World-class marathoning is set to return to Eugene on July 17th and 18th, however, with the men’s and women’s marathon at the World Athletics Championships. In the men’s race, 12 athletes boast personal bests under 2:05, and plenty of others on the cusp. There are 70 athletes slated to run the three loop course through Eugene and Springfield, with the race set to begin at 6:15 a.m. on July 17th. 

While World No. 1-ranked Eliud Kipchoge is not competing, seven of the world’s top-10 ranked athletes will be racing, including a quartet of Ethiopian athletes who could all vie for the win after the country swept the top two spots at the 2019 World Championships in Doha.

Tamirat Tola (PR of 2:03:39) and Mosinet Geremew (PR of 2:02:55) are Ethiopia’s top two on paper. Tola, who won bronze at the 2016 Olympics and silver at the 2017 World Championships, is ranked No. 2 in the world in the marathon, and could take his first global individual title after taking third at the Tokyo Marathon in March. Geremew was second at the 2019 World Championships and won the Seoul Marathon in 2:04:43 in April. The 2019 World Champion Lelisa Desisa is back to defend his title, but has not had success at the distance since his brilliant Doha run.  

There will be a handful of other athletes challenging for the win and a spot on the podium, including the 2021 Tokyo Olympics’ second-, third- and fourth-place finishers who were separated by only four seconds. Abdi Nageeye of the Netherlands followed up his silver medal from Tokyo with a personal best of 2:04:56 in Rotterdam in April. Bashir Abdi of Belgium, who won bronze in Tokyo, ran a respectable 2:05:23 in Rotterdam. 

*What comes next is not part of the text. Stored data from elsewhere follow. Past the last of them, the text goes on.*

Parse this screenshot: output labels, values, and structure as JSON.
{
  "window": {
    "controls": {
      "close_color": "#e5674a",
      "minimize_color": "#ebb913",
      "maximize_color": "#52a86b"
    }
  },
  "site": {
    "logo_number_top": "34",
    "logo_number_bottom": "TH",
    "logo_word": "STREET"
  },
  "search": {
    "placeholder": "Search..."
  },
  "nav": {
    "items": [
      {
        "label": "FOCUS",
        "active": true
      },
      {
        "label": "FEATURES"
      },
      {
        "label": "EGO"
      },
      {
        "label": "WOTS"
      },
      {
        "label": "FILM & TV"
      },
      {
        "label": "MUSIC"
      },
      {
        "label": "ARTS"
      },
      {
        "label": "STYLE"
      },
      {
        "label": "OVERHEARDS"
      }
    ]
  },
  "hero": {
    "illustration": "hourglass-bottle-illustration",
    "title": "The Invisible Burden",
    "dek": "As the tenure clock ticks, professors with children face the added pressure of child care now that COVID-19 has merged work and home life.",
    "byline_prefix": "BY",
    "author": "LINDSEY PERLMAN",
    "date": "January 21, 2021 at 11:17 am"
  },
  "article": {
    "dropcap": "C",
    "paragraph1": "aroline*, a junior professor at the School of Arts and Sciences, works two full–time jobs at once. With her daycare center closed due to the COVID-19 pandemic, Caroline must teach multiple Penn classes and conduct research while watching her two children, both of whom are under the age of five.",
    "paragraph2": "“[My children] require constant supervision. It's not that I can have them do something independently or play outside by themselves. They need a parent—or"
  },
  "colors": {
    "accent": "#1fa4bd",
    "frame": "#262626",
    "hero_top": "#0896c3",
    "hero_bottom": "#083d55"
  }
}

Kenya’s Lawrence Cherono, who finished two seconds out of the bronze medal position in Tokyo, will lead Kenya’s team. With a best of 2:03:04, he could certainly contend for the win. Other athletes to watch include Brazil’s Daniel do Nascimento (PR of 2:04:51), Kenzo Suzuki of Japan (2:04:56), and the almost always competitive Geoffrey Kamworor of Kenya (2:05:23). 

Oregon-born and Portland resident Galen Rupp (2:06:07), who medaled in the 2016 Olympic marathon, is the top American contender, running 2:06:35 at Chicago last fall. Shooting for the American record in the marathon, he told Runner’s World, “I could not be more excited to be running [in Eugene]. It’s my favorite place in the world to compete.”

With an early start to beat the heat, and a flat, looped course, conditions should conspire to create a fast race that follows the form book much more closely than Doha’s heat-affected midnight marathon in 2019. That said, Championship races always throw up surprises. Who’s your money on?